Barbara S. Jones conducted a similar screening during the investigation into Michael D. Cohen.

Federal prosecutors and lawyers for Rudolph W. Giuliani have recommended that Barbara S. Jones, a former judge in Manhattan, be appointed to review materials seized by the F.B.I. during recent searches of Mr. Giuliani’s home and office, according to a government court filing late Thursday.

The proposal, which still must be approved by a federal judge, would require Ms. Jones to determine what seized materials might be covered by attorney-client privilege and should be kept from the authorities who are investigating Mr. Giuliani.

Ms. Jones, who is now in private practice, filled a similar role three years ago when she was appointed to oversee a review of materials seized by the authorities during the investigation of Michael D. Cohen, former President Donald J. Trump’s onetime personal lawyer and fixer.

Mr. Giuliani, the former mayor of New York City who also once served as Mr. Trump’s personal lawyer, has been under investigation over his dealings in Ukraine before the 2020 presidential election, The New York Times has reported.

Federal prosecutors in Manhattan and the F.B.I. have been examining whether Mr. Giuliani lobbied the Trump administration on behalf of Ukrainian officials who were assisting him in his efforts to unearth damaging information about President Biden, who was then a leading Democratic candidate. Federal law prohibits lobbying the U.S. government on behalf of foreign officials without registering with the Justice Department, and Mr. Giuliani never registered.

Mr. Giuliani has not been accused of any wrongdoing, and he has said he never lobbied on behalf of the Ukrainians. He has denounced the F.B.I. searches as a “corrupt double standard” by the Justice Department, which he said had ignored “blatant crimes” by Mr. Biden and other Democrats.

On April 28, the F.B.I. seized 18 electronic devices, including cellphones and computers, in searches of Mr.

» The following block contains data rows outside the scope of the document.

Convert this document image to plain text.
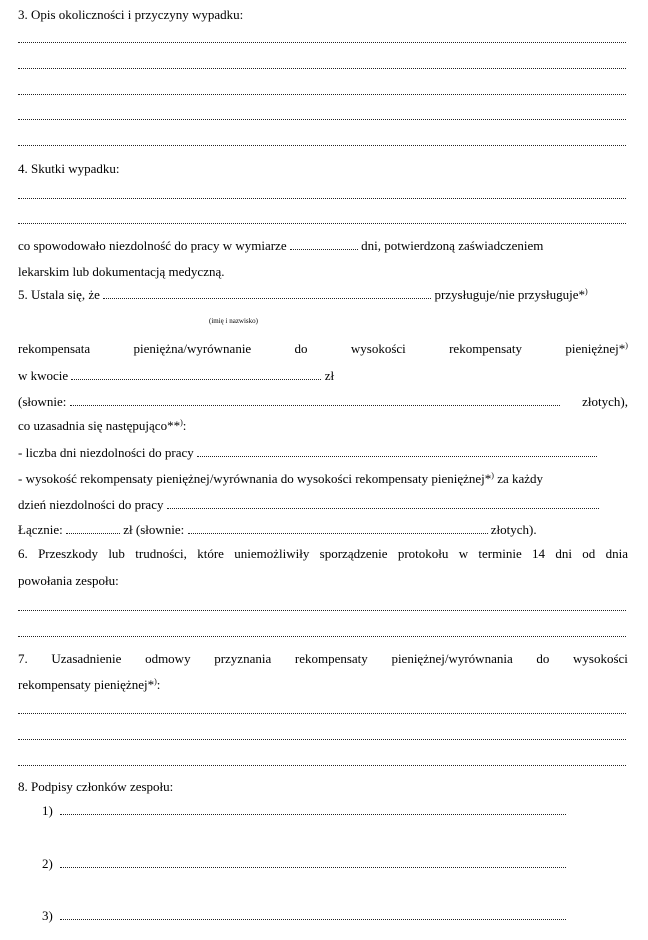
3. Opis okoliczności i przyczyny wypadku:
4. Skutki wypadku:
co spowodowało niezdolność do pracy w wymiarze	dni, potwierdzoną zaświadczeniem
lekarskim lub dokumentacją medyczną.
5. Ustala się, że	przysługuje/nie przysługuje*)
(imię i nazwisko)
rekompensata	pieniężna/wyrównanie	do	wysokości	rekompensaty	pieniężnej*)
w kwocie	zł
(słownie:	złotych),
co uzasadnia się następująco**):
- liczba dni niezdolności do pracy
- wysokość rekompensaty pieniężnej/wyrównania do wysokości rekompensaty pieniężnej*) za każdy
dzień niezdolności do pracy
Łącznie:	zł (słownie:	złotych).
6. Przeszkody lub trudności, które uniemożliwiły sporządzenie protokołu w terminie 14 dni od dnia
powołania zespołu:
7. Uzasadnienie odmowy przyznania rekompensaty pieniężnej/wyrównania do wysokości
rekompensaty pieniężnej*):
8. Podpisy członków zespołu:
1)
2)
3)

Giuliani’s Madison Avenue apartment and his Park Avenue office in Manhattan, according to court filings.

Federal prosecutors in Manhattan, citing what they called “unusually sensitive privilege issues” raised by searches of a lawyer whose clients included a former president, had asked for the appointment of a “special master” — a neutral authority who would determine whether any of the seized materials were protected by attorney-client privilege and should be kept from investigators.

Mr. Giuliani is under investigation over his dealings in Ukraine before the 2020 election.
Jeff Kowalsky/Agence France-Presse — Getty Images

The recommendation of Ms. Jones was agreed upon by federal prosecutors and lawyers for Mr. Giuliani, the office of Audrey Strauss, the U.S. attorney in Manhattan, said in a letter to Judge J. Paul Oetken of Federal District Court, who has been overseeing the Giuliani matter.

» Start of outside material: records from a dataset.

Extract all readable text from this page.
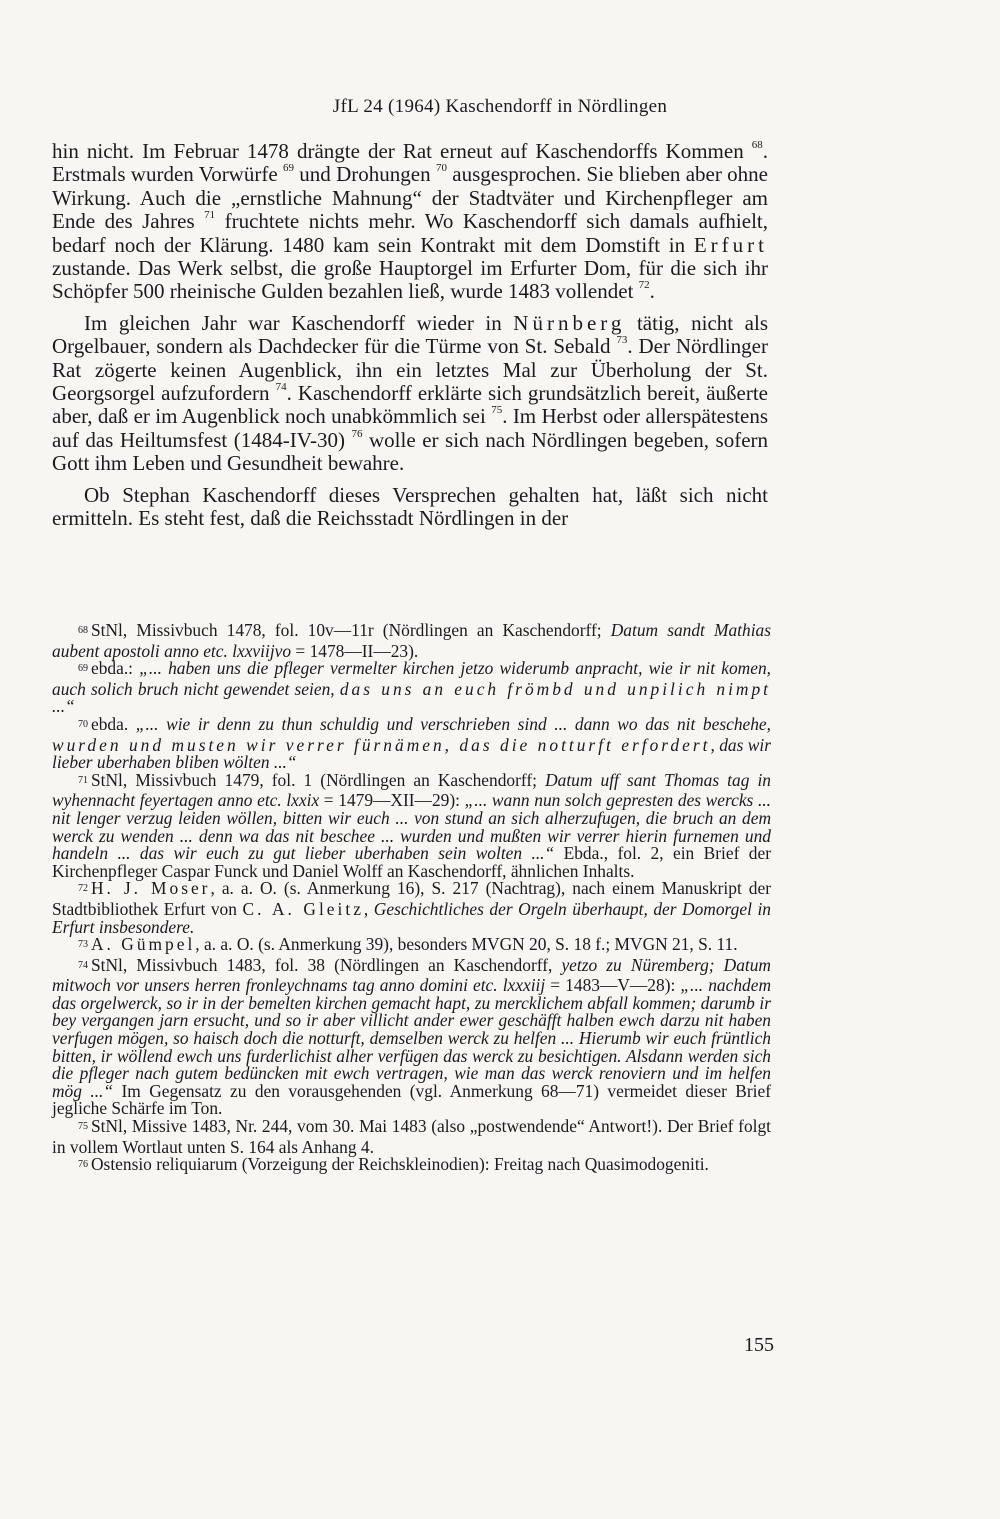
JfL 24 (1964) Kaschendorff in Nördlingen

hin nicht. Im Februar 1478 drängte der Rat erneut auf Kaschendorffs Kommen $^{68}$. Erstmals wurden Vorwürfe $^{69}$ und Drohungen $^{70}$ ausgesprochen. Sie blieben aber ohne Wirkung. Auch die „ernstliche Mahnung“ der Stadtväter und Kirchenpfleger am Ende des Jahres $^{71}$ fruchtete nichts mehr. Wo Kaschendorff sich damals aufhielt, bedarf noch der Klärung. 1480 kam sein Kontrakt mit dem Domstift in Erfurt zustande. Das Werk selbst, die große Hauptorgel im Erfurter Dom, für die sich ihr Schöpfer 500 rheinische Gulden bezahlen ließ, wurde 1483 vollendet $^{72}$.

Im gleichen Jahr war Kaschendorff wieder in Nürnberg tätig, nicht als Orgelbauer, sondern als Dachdecker für die Türme von St. Sebald $^{73}$. Der Nördlinger Rat zögerte keinen Augenblick, ihn ein letztes Mal zur Überholung der St. Georgsorgel aufzufordern $^{74}$. Kaschendorff erklärte sich grundsätzlich bereit, äußerte aber, daß er im Augenblick noch unabkömmlich sei $^{75}$. Im Herbst oder allerspätestens auf das Heiltumsfest (1484-IV-30) $^{76}$ wolle er sich nach Nördlingen begeben, sofern Gott ihm Leben und Gesundheit bewahre.

Ob Stephan Kaschendorff dieses Versprechen gehalten hat, läßt sich nicht ermitteln. Es steht fest, daß die Reichsstadt Nördlingen in der

68 StNl, Missivbuch 1478, fol. 10v—11r (Nördlingen an Kaschendorff; Datum sandt Mathias aubent apostoli anno etc. lxxviijvo = 1478—II—23).

69 ebda.: „... haben uns die pfleger vermelter kirchen jetzo widerumb anpracht, wie ir nit komen, auch solich bruch nicht gewendet seien, das uns an euch frömbd und unpilich nimpt ...“

70 ebda. „... wie ir denn zu thun schuldig und verschrieben sind ... dann wo das nit beschehe, wurden und musten wir verrer fürnämen, das die notturft erfordert, das wir lieber uberhaben bliben wölten ...“

71 StNl, Missivbuch 1479, fol. 1 (Nördlingen an Kaschendorff; Datum uff sant Thomas tag in wyhennacht feyertagen anno etc. lxxix = 1479—XII—29): „... wann nun solch gepresten des wercks ... nit lenger verzug leiden wöllen, bitten wir euch ... von stund an sich alherzufugen, die bruch an dem werck zu wenden ... denn wa das nit beschee ... wurden und mußten wir verrer hierin furnemen und handeln ... das wir euch zu gut lieber uberhaben sein wolten ...“ Ebda., fol. 2, ein Brief der Kirchenpfleger Caspar Funck und Daniel Wolff an Kaschendorff, ähnlichen Inhalts.

72 H. J. Moser, a. a. O. (s. Anmerkung 16), S. 217 (Nachtrag), nach einem Manuskript der Stadtbibliothek Erfurt von C. A. Gleitz, Geschichtliches der Orgeln überhaupt, der Domorgel in Erfurt insbesondere.

73 A. Gümpel, a. a. O. (s. Anmerkung 39), besonders MVGN 20, S. 18 f.; MVGN 21, S. 11.

74 StNl, Missivbuch 1483, fol. 38 (Nördlingen an Kaschendorff, yetzo zu Nüremberg; Datum mitwoch vor unsers herren fronleychnams tag anno domini etc. lxxxiij = 1483—V—28): „... nachdem das orgelwerck, so ir in der bemelten kirchen gemacht hapt, zu mercklichem abfall kommen; darumb ir bey vergangen jarn ersucht, und so ir aber villicht ander ewer geschäfft halben ewch darzu nit haben verfugen mögen, so haisch doch die notturft, demselben werck zu helfen ... Hierumb wir euch früntlich bitten, ir wöllend ewch uns furderlichist alher verfügen das werck zu besichtigen. Alsdann werden sich die pfleger nach gutem bedüncken mit ewch vertragen, wie man das werck renoviern und im helfen mög ...“ Im Gegensatz zu den vorausgehenden (vgl. Anmerkung 68—71) vermeidet dieser Brief jegliche Schärfe im Ton.

75 StNl, Missive 1483, Nr. 244, vom 30. Mai 1483 (also „postwendende“ Antwort!). Der Brief folgt in vollem Wortlaut unten S. 164 als Anhang 4.

76 Ostensio reliquiarum (Vorzeigung der Reichskleinodien): Freitag nach Quasimodogeniti.

155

Ms. Jones, a partner at the law firm Bracewell, had served for 17 years on the Federal District Court in Manhattan — the same court where Judge Oetken sits — after she was appointed to the bench by President Bill Clinton in 1995.

From 1977 to 1987, she worked as a prosecutor in the U.S. attorney’s office for the Southern District of New York, the office that is investigating Mr. Giuliani. (During several of the years Ms. Jones was in the office, it was led by Mr. Giuliani, who was the U.S. attorney for the Southern District from 1983 to 1989.) She later served as a senior aide to Robert M. Morgenthau, the late Manhattan district attorney.

Though Mr. Giuliani was once a partner at the firm where Ms. Jones now works, formerly known as Bracewell & Giuliani, he left before Ms. Jones arrived.

“None of the parties believe that Mr. Giuliani’s prior affiliation with Bracewell & Giuliani presents a conflict that would disqualify Judge Jones from being appointed as the special master or her firm assisting in her review,” Ms. Strauss’s office said in the letter to Judge Oetken.

While in private practice, Ms. Jones has served as a special master, a monitor or a compliance officer in a variety of court cases and other disputes, according to her website. In Mr. Cohen’s case, her review found that only a fraction of the seized materials were privileged and should be kept from investigators. Mr. Cohen eventually pleaded guilty to campaign finance and financial crimes.

Ms. Strauss’s office, in the letter to Judge Oetken, said that in the Cohen matter, Judge Kimba M. Wood, who had appointed Ms. Jones, said she had “performed her review with extraordinary efficiency and speed, while giving the parties a full opportunity to be heard.”